Il est donc clair que les employeurs ne se servent pas des possibilités ouvertes par la réglementation et la jurisprudence vis à vis des alcoolisations aiguës, pas plus qu'elles ne respectent pour la plupart les clauses de consommation, si on en juge par le nombre des "pots alcoolisés", partagés à diverses occasions sur le lieu de travail.
Un constat supposé qui avait motivé la question suivante :
De votre point de vue, quelles sont les modifications du règlement intérieur qui seraient de nature à faciliter l'approche du problème alcool dans votre entreprise ou organisme ?
Cette question également ouverte laissait le rédacteur libre de proposer les modifications au règlement intérieur qui pourraient faciliter l'approche du problème alcool dans leur entreprise.
Sur la quarantaine de réponses exploitables, quelques unes proposaient des clauses déjà possibles de par la jurisprudence actuelle. La plupart n'abordaient pas le problème sur le plan réglementaire ou témoignaient de mauvaise connaissance ou de mauvaise prise en compte du problème.
L'étude des règlements recelait d'ailleurs quelques perles, "le responsable de site pouvant pratiquer un alcootest ou une analyse médicale complémentaire", "le constat d'un alcootest positif entraînant une obligation de soins obligatoire", et bien sûr, mais retrouvée heureusement dans un seul des règlements intérieurs, mais souhait de plus d'employeurs, "la transmission du résultat de l'éthylotest pratiqué par le Service Médical..".
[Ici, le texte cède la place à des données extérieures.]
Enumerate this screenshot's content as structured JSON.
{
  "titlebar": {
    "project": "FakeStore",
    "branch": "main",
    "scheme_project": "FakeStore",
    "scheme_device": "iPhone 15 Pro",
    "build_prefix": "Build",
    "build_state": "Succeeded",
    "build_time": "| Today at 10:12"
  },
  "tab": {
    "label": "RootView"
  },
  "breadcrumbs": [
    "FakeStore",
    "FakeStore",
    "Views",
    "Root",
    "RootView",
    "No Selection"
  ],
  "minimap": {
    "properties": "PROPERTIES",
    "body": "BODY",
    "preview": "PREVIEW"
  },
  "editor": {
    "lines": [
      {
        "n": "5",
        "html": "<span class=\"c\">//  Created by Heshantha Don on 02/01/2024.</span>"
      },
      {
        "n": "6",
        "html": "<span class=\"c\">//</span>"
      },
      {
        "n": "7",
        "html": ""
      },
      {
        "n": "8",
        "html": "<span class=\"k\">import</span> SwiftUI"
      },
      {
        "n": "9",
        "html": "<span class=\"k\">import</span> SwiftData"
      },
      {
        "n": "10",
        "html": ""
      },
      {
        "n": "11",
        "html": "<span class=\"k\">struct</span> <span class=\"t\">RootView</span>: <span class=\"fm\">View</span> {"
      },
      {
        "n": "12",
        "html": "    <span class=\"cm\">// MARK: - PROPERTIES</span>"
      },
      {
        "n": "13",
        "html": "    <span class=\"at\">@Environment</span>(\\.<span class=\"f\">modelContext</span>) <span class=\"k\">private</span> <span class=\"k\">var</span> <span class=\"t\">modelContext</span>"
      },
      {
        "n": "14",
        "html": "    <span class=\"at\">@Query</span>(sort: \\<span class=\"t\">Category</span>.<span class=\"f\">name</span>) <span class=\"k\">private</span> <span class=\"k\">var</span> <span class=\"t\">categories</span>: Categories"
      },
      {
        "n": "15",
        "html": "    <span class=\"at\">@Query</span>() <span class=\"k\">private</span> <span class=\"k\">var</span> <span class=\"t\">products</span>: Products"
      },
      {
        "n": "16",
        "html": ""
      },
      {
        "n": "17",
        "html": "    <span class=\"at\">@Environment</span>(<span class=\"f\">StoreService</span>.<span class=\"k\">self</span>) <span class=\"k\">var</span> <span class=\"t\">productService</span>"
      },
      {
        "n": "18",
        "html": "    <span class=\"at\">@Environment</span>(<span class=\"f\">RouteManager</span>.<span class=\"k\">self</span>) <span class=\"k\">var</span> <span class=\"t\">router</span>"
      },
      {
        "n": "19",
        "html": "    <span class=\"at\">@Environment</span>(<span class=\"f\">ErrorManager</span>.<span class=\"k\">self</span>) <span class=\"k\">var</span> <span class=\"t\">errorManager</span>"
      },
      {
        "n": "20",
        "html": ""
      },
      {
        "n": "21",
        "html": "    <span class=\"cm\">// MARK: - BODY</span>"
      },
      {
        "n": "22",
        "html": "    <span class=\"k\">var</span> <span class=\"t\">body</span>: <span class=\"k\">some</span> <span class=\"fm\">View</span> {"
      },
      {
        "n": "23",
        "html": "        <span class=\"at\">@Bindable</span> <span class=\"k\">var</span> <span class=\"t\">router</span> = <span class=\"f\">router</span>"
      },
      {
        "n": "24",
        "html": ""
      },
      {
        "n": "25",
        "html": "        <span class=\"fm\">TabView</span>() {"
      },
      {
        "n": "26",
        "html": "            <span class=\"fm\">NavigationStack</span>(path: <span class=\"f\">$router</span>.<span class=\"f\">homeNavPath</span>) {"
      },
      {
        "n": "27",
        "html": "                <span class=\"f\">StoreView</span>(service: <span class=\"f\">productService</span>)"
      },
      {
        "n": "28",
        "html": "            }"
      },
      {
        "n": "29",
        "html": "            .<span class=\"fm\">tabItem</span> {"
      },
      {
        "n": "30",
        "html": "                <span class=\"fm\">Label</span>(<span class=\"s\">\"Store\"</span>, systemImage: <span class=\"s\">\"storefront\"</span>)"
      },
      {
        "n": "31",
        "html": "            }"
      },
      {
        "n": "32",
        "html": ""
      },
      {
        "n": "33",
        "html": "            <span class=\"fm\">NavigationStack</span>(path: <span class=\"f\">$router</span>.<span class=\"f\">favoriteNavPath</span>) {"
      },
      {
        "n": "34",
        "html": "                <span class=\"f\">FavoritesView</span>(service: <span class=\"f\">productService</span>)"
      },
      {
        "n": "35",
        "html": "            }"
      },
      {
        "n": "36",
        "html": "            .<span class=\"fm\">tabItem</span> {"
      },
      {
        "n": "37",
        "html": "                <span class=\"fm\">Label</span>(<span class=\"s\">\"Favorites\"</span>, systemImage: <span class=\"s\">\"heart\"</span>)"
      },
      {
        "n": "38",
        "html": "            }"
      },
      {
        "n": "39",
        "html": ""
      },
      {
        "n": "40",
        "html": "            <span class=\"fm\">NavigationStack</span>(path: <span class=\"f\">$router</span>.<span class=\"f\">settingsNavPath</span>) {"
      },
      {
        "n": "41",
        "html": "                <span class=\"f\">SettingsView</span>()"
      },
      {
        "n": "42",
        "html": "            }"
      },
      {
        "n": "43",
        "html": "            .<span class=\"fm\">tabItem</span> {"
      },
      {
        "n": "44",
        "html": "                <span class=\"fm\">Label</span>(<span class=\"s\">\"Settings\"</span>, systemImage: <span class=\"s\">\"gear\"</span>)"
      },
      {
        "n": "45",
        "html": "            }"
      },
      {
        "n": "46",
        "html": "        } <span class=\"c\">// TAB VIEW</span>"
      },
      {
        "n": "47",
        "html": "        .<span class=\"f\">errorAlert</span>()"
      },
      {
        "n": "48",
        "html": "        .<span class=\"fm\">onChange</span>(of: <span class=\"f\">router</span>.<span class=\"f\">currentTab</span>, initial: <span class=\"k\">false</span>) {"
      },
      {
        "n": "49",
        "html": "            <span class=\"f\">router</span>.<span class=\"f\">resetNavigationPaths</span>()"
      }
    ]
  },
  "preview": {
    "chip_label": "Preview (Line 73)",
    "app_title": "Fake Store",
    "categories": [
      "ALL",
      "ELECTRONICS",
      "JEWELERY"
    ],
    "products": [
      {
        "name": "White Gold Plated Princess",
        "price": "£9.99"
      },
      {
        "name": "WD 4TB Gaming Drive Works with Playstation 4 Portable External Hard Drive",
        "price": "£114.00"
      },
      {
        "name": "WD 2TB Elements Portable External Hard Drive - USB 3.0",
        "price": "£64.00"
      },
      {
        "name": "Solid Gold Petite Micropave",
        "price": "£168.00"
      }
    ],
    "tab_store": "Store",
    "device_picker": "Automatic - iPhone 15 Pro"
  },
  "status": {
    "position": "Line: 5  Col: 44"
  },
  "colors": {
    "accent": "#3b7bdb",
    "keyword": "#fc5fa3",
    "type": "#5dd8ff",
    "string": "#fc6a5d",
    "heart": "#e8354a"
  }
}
Pire, suivant une mode venue d'Outre-Atlantique, quelques règlements intérieurs sautent le pas en attribuant au médecin du travail un rôle "maison". Exemple : "la hiérarchie doit veiller à l'aptitude physique permanente de son personnel avec l'aide de la médecine du travail qui pourra le cas échéant prescrire un traitement adapté".
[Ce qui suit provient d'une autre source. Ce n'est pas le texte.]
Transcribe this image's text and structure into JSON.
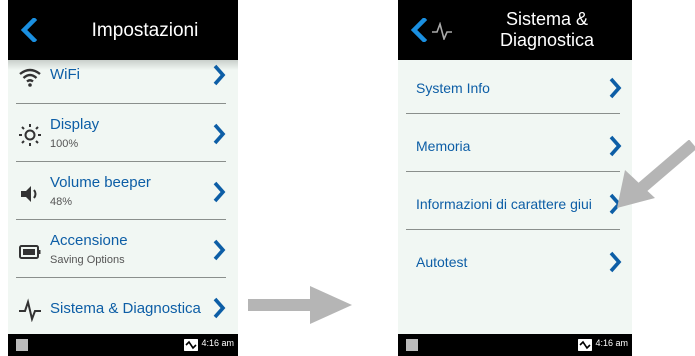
{
  "left_screen": {
    "header_title": "Impostazioni",
    "rows": [
      {
        "label": "WiFi",
        "sub": "",
        "icon": "wifi-icon"
      },
      {
        "label": "Display",
        "sub": "100%",
        "icon": "brightness-icon"
      },
      {
        "label": "Volume beeper",
        "sub": "48%",
        "icon": "speaker-icon"
      },
      {
        "label": "Accensione",
        "sub": "Saving Options",
        "icon": "battery-icon"
      },
      {
        "label": "Sistema & Diagnostica",
        "sub": "",
        "icon": "pulse-icon"
      }
    ],
    "status_time": "4:16 am"
  },
  "right_screen": {
    "header_title_line1": "Sistema &",
    "header_title_line2": "Diagnostica",
    "rows": [
      {
        "label": "System Info"
      },
      {
        "label": "Memoria"
      },
      {
        "label": "Informazioni di carattere giui"
      },
      {
        "label": "Autotest"
      }
    ],
    "status_time": "4:16 am"
  },
  "colors": {
    "accent": "#0d5ea6",
    "screen_bg": "#f1f7f3",
    "bar": "#000000",
    "arrow": "#b5b5b5"
  }
}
Cette "aide" du médecin du travail était d'ailleurs souhaitée dans l'enquête par plusieurs employeurs qui se rejoignaient pour transférer le problème "alcool" vers le médecin du travail.
Seules, 6 réponses évoquaient la nécessité d'aborder le problème en CHSCT, notamment sous l'angle préventif.

CONCLUSION

Nombre d'entreprises révisent actuellement leurs règlements intérieurs et la question "consommation d'alcool" est fréquemment posée de même que celle des psychotropes. Membres du CHSCT, les médecins du travail seront donc amenés à donner leur avis sur les clauses concernées.
Aborder le problème de l'alcool en entreprise par le biais du pouvoir disciplinaire de l'employeur vis à vis du comportement fautif du salarié n'est sans doute pas la meilleure façon de traiter le problème.
C'est néanmoins une voie pour ouvrir le débat sur un sujet que chacun s'évertue à éviter, alors qu'il ne peut être traité que par une politique cohérente de l'entreprise toute entière.
Les examens complémentaires (gamma GT), tant réclamés aux médecins du travail par nombre d'entreprises, n'empêcheront jamais l'alcoolisation aiguë.
La pratique même répétée de dépistages de l'imprégnation alcoolique n'est pas la parade à la prise d'autres substances psychotropes aujourd'hui largement consommées, tels le cannabis ou les anxiolytiques. Or, les dépistages de ces substances relèvent d'examens biologiques et ne sont donc pas utilisables par l'employeur ou son commis lors d'états d'ivresse caractérisés.
L'état d'ébriété est déjà un stade dans lequel le niveau généralement requis de sécurité dans le travail est dépassé depuis longtemps.
Les arrêts du 28 février 2002 de la Chambre sociale de la Cour de cassation ont mis au premier plan la responsabilisation des employeurs et des salariés en matière de sécurité.
Celle-ci ne pourra être obtenue que par la mise en place d'une politique efficace de prévention des risques et d'information des acteurs de l'entreprise, politique à laquelle seront étroitement associés les services de santé au travail.